Kaspersky’s software detectives report finding planted fragments of computer code designed to, for example, get control of WiFi links, to get access to data stored on your computer even if you’re not connected to the internet.
Something the company’s video hints at, “Often the information you want is not transmitted at all. Is passive monitoring enough?”
I guess not!
As for phones, the software can get your call history, browsing history, address book, calendar and notes.
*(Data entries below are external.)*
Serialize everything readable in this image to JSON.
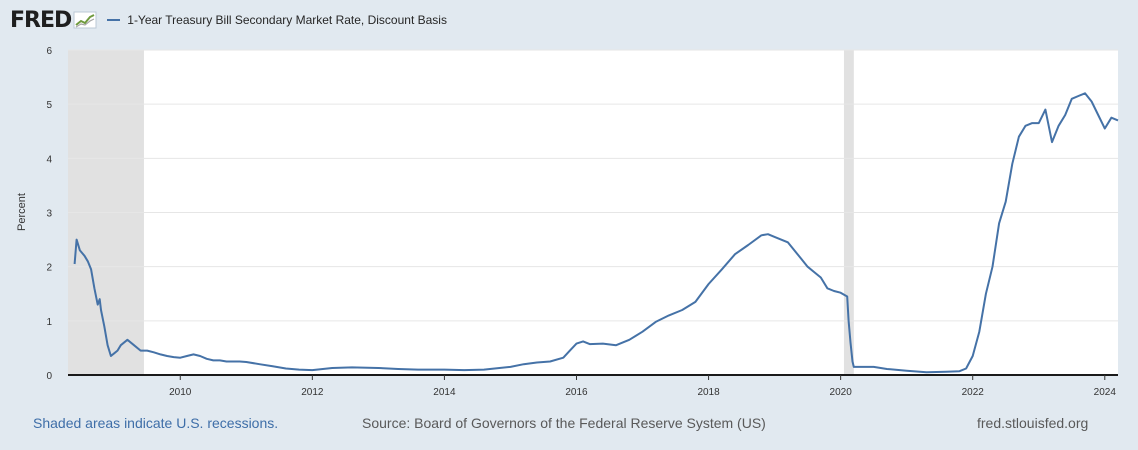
{
  "header": {
    "logo_text": "FRED",
    "legend_label": "1-Year Treasury Bill Secondary Market Rate, Discount Basis",
    "legend_color": "#4572a7"
  },
  "footer": {
    "recession_note": "Shaded areas indicate U.S. recessions.",
    "source": "Source: Board of Governors of the Federal Reserve System (US)",
    "site": "fred.stlouisfed.org"
  },
  "chart_data": {
    "type": "line",
    "title": "1-Year Treasury Bill Secondary Market Rate, Discount Basis",
    "xlabel": "",
    "ylabel": "Percent",
    "xlim": [
      2008.3,
      2024.2
    ],
    "ylim": [
      0,
      6
    ],
    "x_ticks": [
      2010,
      2012,
      2014,
      2016,
      2018,
      2020,
      2022,
      2024
    ],
    "y_ticks": [
      0,
      1,
      2,
      3,
      4,
      5,
      6
    ],
    "grid": true,
    "line_color": "#4572a7",
    "recessions": [
      {
        "start": 2008.3,
        "end": 2009.45
      },
      {
        "start": 2020.05,
        "end": 2020.2
      }
    ],
    "series": [
      {
        "name": "1-Year Treasury Bill Secondary Market Rate, Discount Basis",
        "x": [
          2008.4,
          2008.43,
          2008.48,
          2008.55,
          2008.6,
          2008.65,
          2008.7,
          2008.75,
          2008.78,
          2008.8,
          2008.85,
          2008.9,
          2008.95,
          2009.0,
          2009.05,
          2009.1,
          2009.2,
          2009.3,
          2009.4,
          2009.5,
          2009.6,
          2009.7,
          2009.8,
          2009.9,
          2010.0,
          2010.1,
          2010.2,
          2010.3,
          2010.4,
          2010.5,
          2010.6,
          2010.7,
          2010.8,
          2010.9,
          2011.0,
          2011.2,
          2011.4,
          2011.6,
          2011.8,
          2012.0,
          2012.3,
          2012.6,
          2013.0,
          2013.3,
          2013.6,
          2014.0,
          2014.3,
          2014.6,
          2015.0,
          2015.2,
          2015.4,
          2015.6,
          2015.8,
          2015.9,
          2016.0,
          2016.1,
          2016.2,
          2016.4,
          2016.6,
          2016.8,
          2017.0,
          2017.2,
          2017.4,
          2017.6,
          2017.8,
          2018.0,
          2018.2,
          2018.4,
          2018.6,
          2018.8,
          2018.9,
          2019.0,
          2019.2,
          2019.4,
          2019.5,
          2019.6,
          2019.7,
          2019.8,
          2019.9,
          2020.0,
          2020.1,
          2020.12,
          2020.15,
          2020.18,
          2020.2,
          2020.3,
          2020.5,
          2020.7,
          2021.0,
          2021.3,
          2021.6,
          2021.8,
          2021.9,
          2022.0,
          2022.1,
          2022.2,
          2022.3,
          2022.4,
          2022.5,
          2022.6,
          2022.7,
          2022.8,
          2022.9,
          2023.0,
          2023.1,
          2023.2,
          2023.3,
          2023.4,
          2023.5,
          2023.6,
          2023.7,
          2023.8,
          2023.9,
          2024.0,
          2024.1,
          2024.2
        ],
        "values": [
          2.05,
          2.5,
          2.3,
          2.2,
          2.1,
          1.95,
          1.6,
          1.3,
          1.4,
          1.2,
          0.9,
          0.55,
          0.35,
          0.4,
          0.45,
          0.55,
          0.65,
          0.55,
          0.45,
          0.45,
          0.42,
          0.38,
          0.35,
          0.33,
          0.32,
          0.35,
          0.38,
          0.35,
          0.3,
          0.27,
          0.27,
          0.25,
          0.25,
          0.25,
          0.24,
          0.2,
          0.16,
          0.12,
          0.1,
          0.09,
          0.13,
          0.14,
          0.13,
          0.11,
          0.1,
          0.1,
          0.09,
          0.1,
          0.15,
          0.2,
          0.23,
          0.25,
          0.32,
          0.45,
          0.58,
          0.62,
          0.57,
          0.58,
          0.55,
          0.65,
          0.8,
          0.98,
          1.1,
          1.2,
          1.35,
          1.68,
          1.95,
          2.23,
          2.4,
          2.58,
          2.6,
          2.55,
          2.45,
          2.15,
          2.0,
          1.9,
          1.8,
          1.6,
          1.55,
          1.52,
          1.45,
          1.0,
          0.6,
          0.25,
          0.15,
          0.15,
          0.15,
          0.11,
          0.08,
          0.05,
          0.06,
          0.07,
          0.12,
          0.35,
          0.8,
          1.5,
          2.0,
          2.8,
          3.2,
          3.9,
          4.4,
          4.6,
          4.65,
          4.65,
          4.9,
          4.3,
          4.6,
          4.8,
          5.1,
          5.15,
          5.2,
          5.05,
          4.8,
          4.55,
          4.75,
          4.7
        ]
      }
    ]
  }
}
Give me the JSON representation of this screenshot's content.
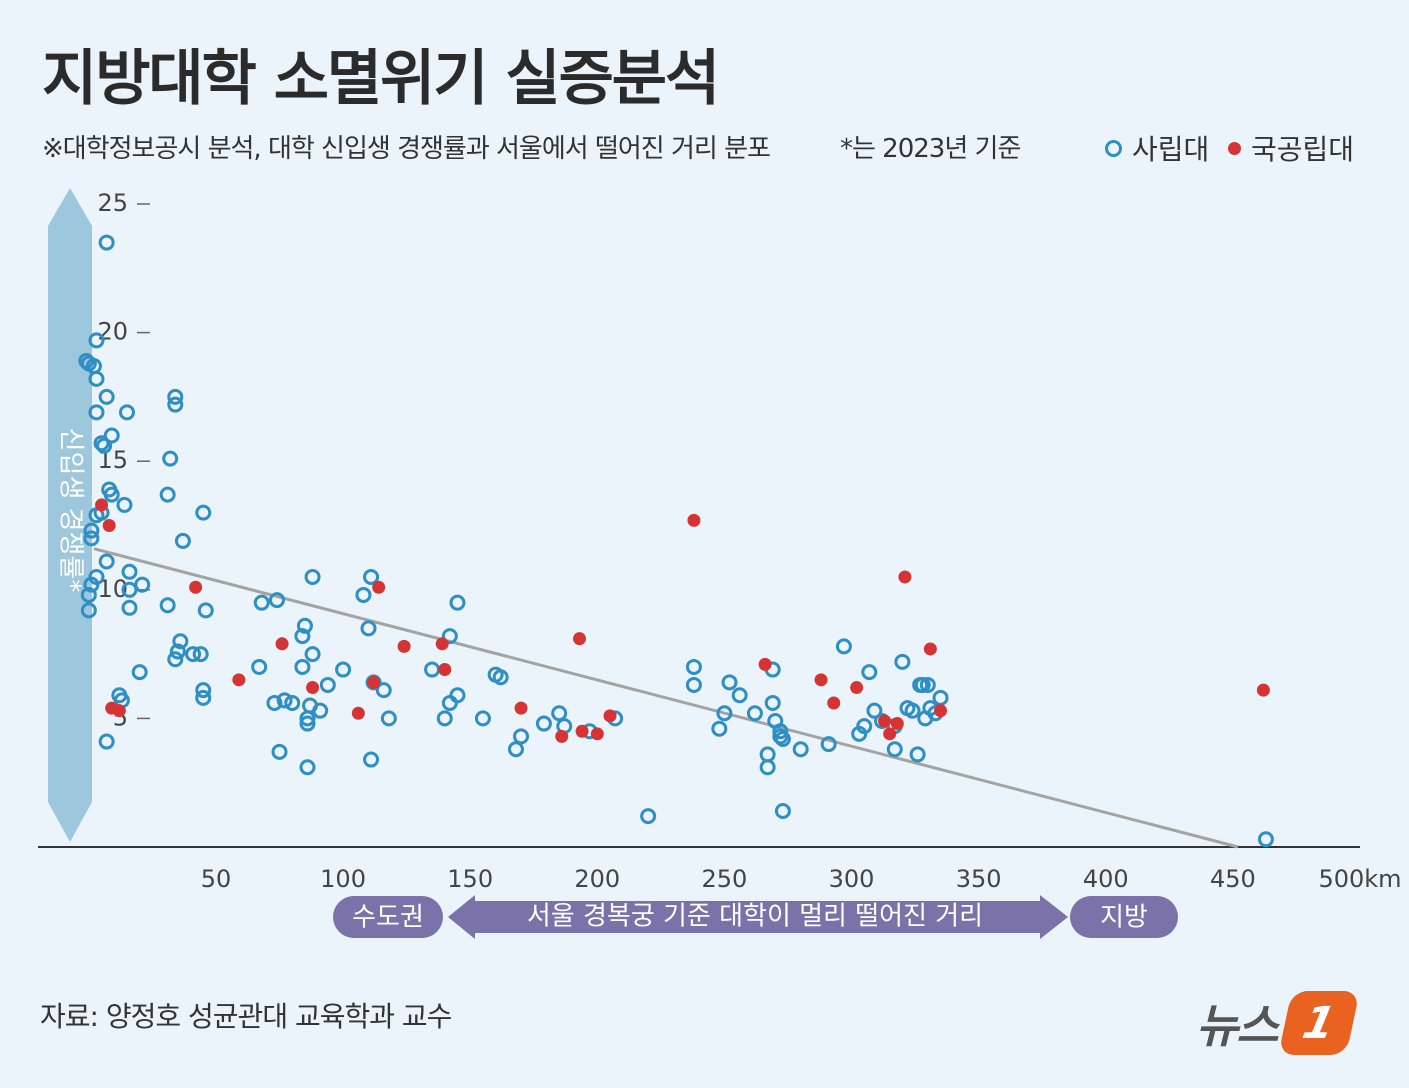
{
  "title": "지방대학 소멸위기 실증분석",
  "subtitle": "※대학정보공시 분석, 대학 신입생 경쟁률과 서울에서 떨어진 거리 분포",
  "note": "*는 2023년 기준",
  "legend": {
    "private": "사립대",
    "public": "국공립대"
  },
  "colors": {
    "private": "#2f8fc4",
    "public": "#d63434",
    "trend": "#a3a3a3",
    "axis_band": "#9dc7dd",
    "distance_band": "#7a72a8"
  },
  "source": "자료: 양정호 성균관대 교육학과 교수",
  "logo": {
    "text": "뉴스",
    "badge": "1"
  },
  "bands": {
    "capital": "수도권",
    "middle": "서울 경복궁 기준 대학이 멀리 떨어진 거리",
    "region": "지방"
  },
  "chart_data": {
    "type": "scatter",
    "ylabel": "신입생 경쟁률*",
    "xlim": [
      -20,
      500
    ],
    "ylim": [
      0,
      25
    ],
    "x_ticks": [
      {
        "v": 50,
        "label": "50"
      },
      {
        "v": 100,
        "label": "100"
      },
      {
        "v": 150,
        "label": "150"
      },
      {
        "v": 200,
        "label": "200"
      },
      {
        "v": 250,
        "label": "250"
      },
      {
        "v": 300,
        "label": "300"
      },
      {
        "v": 350,
        "label": "350"
      },
      {
        "v": 400,
        "label": "400"
      },
      {
        "v": 450,
        "label": "450"
      },
      {
        "v": 500,
        "label": "500km"
      }
    ],
    "y_ticks": [
      {
        "v": 5,
        "label": "5"
      },
      {
        "v": 10,
        "label": "10"
      },
      {
        "v": 15,
        "label": "15"
      },
      {
        "v": 20,
        "label": "20"
      },
      {
        "v": 25,
        "label": "25"
      }
    ],
    "trendline": [
      [
        2,
        11.6
      ],
      [
        452,
        0
      ]
    ],
    "series": [
      {
        "name": "사립대",
        "points": [
          [
            7,
            23.5
          ],
          [
            3,
            19.7
          ],
          [
            -1,
            18.9
          ],
          [
            0,
            18.8
          ],
          [
            2,
            18.7
          ],
          [
            3,
            18.2
          ],
          [
            7,
            17.5
          ],
          [
            3,
            16.9
          ],
          [
            9,
            16.0
          ],
          [
            5,
            15.7
          ],
          [
            6,
            15.6
          ],
          [
            15,
            16.9
          ],
          [
            34,
            17.5
          ],
          [
            34,
            17.2
          ],
          [
            32,
            15.1
          ],
          [
            31,
            13.7
          ],
          [
            8,
            13.9
          ],
          [
            9,
            13.7
          ],
          [
            14,
            13.3
          ],
          [
            5,
            13.0
          ],
          [
            3,
            12.9
          ],
          [
            1,
            12.3
          ],
          [
            1,
            12.0
          ],
          [
            7,
            11.1
          ],
          [
            37,
            11.9
          ],
          [
            45,
            13.0
          ],
          [
            16,
            10.7
          ],
          [
            21,
            10.2
          ],
          [
            3,
            10.5
          ],
          [
            1,
            10.2
          ],
          [
            0,
            9.8
          ],
          [
            0,
            9.2
          ],
          [
            16,
            10.0
          ],
          [
            16,
            9.3
          ],
          [
            31,
            9.4
          ],
          [
            46,
            9.2
          ],
          [
            36,
            8.0
          ],
          [
            35,
            7.6
          ],
          [
            34,
            7.3
          ],
          [
            41,
            7.5
          ],
          [
            44,
            7.5
          ],
          [
            20,
            6.8
          ],
          [
            12,
            5.9
          ],
          [
            13,
            5.7
          ],
          [
            45,
            6.1
          ],
          [
            45,
            5.8
          ],
          [
            7,
            4.1
          ],
          [
            68,
            9.5
          ],
          [
            74,
            9.6
          ],
          [
            85,
            8.6
          ],
          [
            84,
            8.2
          ],
          [
            88,
            10.5
          ],
          [
            100,
            6.9
          ],
          [
            84,
            7.0
          ],
          [
            88,
            7.5
          ],
          [
            67,
            7.0
          ],
          [
            77,
            5.7
          ],
          [
            73,
            5.6
          ],
          [
            80,
            5.6
          ],
          [
            86,
            5.0
          ],
          [
            86,
            4.8
          ],
          [
            91,
            5.3
          ],
          [
            87,
            5.5
          ],
          [
            94,
            6.3
          ],
          [
            75,
            3.7
          ],
          [
            86,
            3.1
          ],
          [
            111,
            10.5
          ],
          [
            108,
            9.8
          ],
          [
            110,
            8.5
          ],
          [
            112,
            6.4
          ],
          [
            116,
            6.1
          ],
          [
            118,
            5.0
          ],
          [
            111,
            3.4
          ],
          [
            145,
            9.5
          ],
          [
            142,
            8.2
          ],
          [
            135,
            6.9
          ],
          [
            145,
            5.9
          ],
          [
            142,
            5.6
          ],
          [
            140,
            5.0
          ],
          [
            155,
            5.0
          ],
          [
            160,
            6.7
          ],
          [
            162,
            6.6
          ],
          [
            170,
            4.3
          ],
          [
            168,
            3.8
          ],
          [
            179,
            4.8
          ],
          [
            185,
            5.2
          ],
          [
            187,
            4.7
          ],
          [
            197,
            4.5
          ],
          [
            207,
            5.0
          ],
          [
            220,
            1.2
          ],
          [
            238,
            7.0
          ],
          [
            238,
            6.3
          ],
          [
            248,
            4.6
          ],
          [
            250,
            5.2
          ],
          [
            252,
            6.4
          ],
          [
            256,
            5.9
          ],
          [
            262,
            5.2
          ],
          [
            267,
            3.6
          ],
          [
            267,
            3.1
          ],
          [
            269,
            6.9
          ],
          [
            269,
            5.6
          ],
          [
            270,
            4.9
          ],
          [
            272,
            4.5
          ],
          [
            272,
            4.3
          ],
          [
            273,
            4.2
          ],
          [
            273,
            1.4
          ],
          [
            280,
            3.8
          ],
          [
            297,
            7.8
          ],
          [
            303,
            4.4
          ],
          [
            305,
            4.7
          ],
          [
            307,
            6.8
          ],
          [
            309,
            5.3
          ],
          [
            312,
            4.9
          ],
          [
            317,
            4.7
          ],
          [
            317,
            3.8
          ],
          [
            320,
            7.2
          ],
          [
            322,
            5.4
          ],
          [
            324,
            5.3
          ],
          [
            326,
            3.6
          ],
          [
            327,
            6.3
          ],
          [
            328,
            6.3
          ],
          [
            329,
            5.0
          ],
          [
            330,
            6.3
          ],
          [
            331,
            5.4
          ],
          [
            333,
            5.2
          ],
          [
            335,
            5.8
          ],
          [
            291,
            4.0
          ],
          [
            463,
            0.3
          ]
        ]
      },
      {
        "name": "국공립대",
        "points": [
          [
            5,
            13.3
          ],
          [
            8,
            12.5
          ],
          [
            9,
            5.4
          ],
          [
            12,
            5.3
          ],
          [
            42,
            10.1
          ],
          [
            59,
            6.5
          ],
          [
            76,
            7.9
          ],
          [
            88,
            6.2
          ],
          [
            106,
            5.2
          ],
          [
            112,
            6.4
          ],
          [
            114,
            10.1
          ],
          [
            124,
            7.8
          ],
          [
            139,
            7.9
          ],
          [
            140,
            6.9
          ],
          [
            170,
            5.4
          ],
          [
            186,
            4.3
          ],
          [
            193,
            8.1
          ],
          [
            194,
            4.5
          ],
          [
            200,
            4.4
          ],
          [
            205,
            5.1
          ],
          [
            238,
            12.7
          ],
          [
            266,
            7.1
          ],
          [
            288,
            6.5
          ],
          [
            293,
            5.6
          ],
          [
            302,
            6.2
          ],
          [
            313,
            4.9
          ],
          [
            315,
            4.4
          ],
          [
            318,
            4.8
          ],
          [
            321,
            10.5
          ],
          [
            331,
            7.7
          ],
          [
            335,
            5.3
          ],
          [
            462,
            6.1
          ]
        ]
      }
    ]
  }
}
And it can even activate the microphone of a smart phone, to either listen in real time or to record anything you say, even if you’re not making a phone call; even when your phone is off.
Or when your phone appears to be off, because what’s becoming quite clear is that as long as the battery’s charged, a phone is never off.
The spyware can be installed without your knowledge and is designed not cause additional drain on the battery so as not to tip you off.
And to make all this work, “The Hacking Team” runs special command-and-control servers, 350 of them, in forty countries. The country with the most command-and-control severs?
You’re in it: 64 of them right here in the Land of the Free.
Like I say, these hacking programs are sold only to the good guys, who, as we’ve been reassured many times, would never use it for the wrong purpose.
Unless you count the countries that spy on dissidents, which has reportedly happened in Morocco and Turkey.
So then, when your phone listening to you? I don’t know. And that’s the point. That’s the beauty of this kind of technology. There’s no way to know.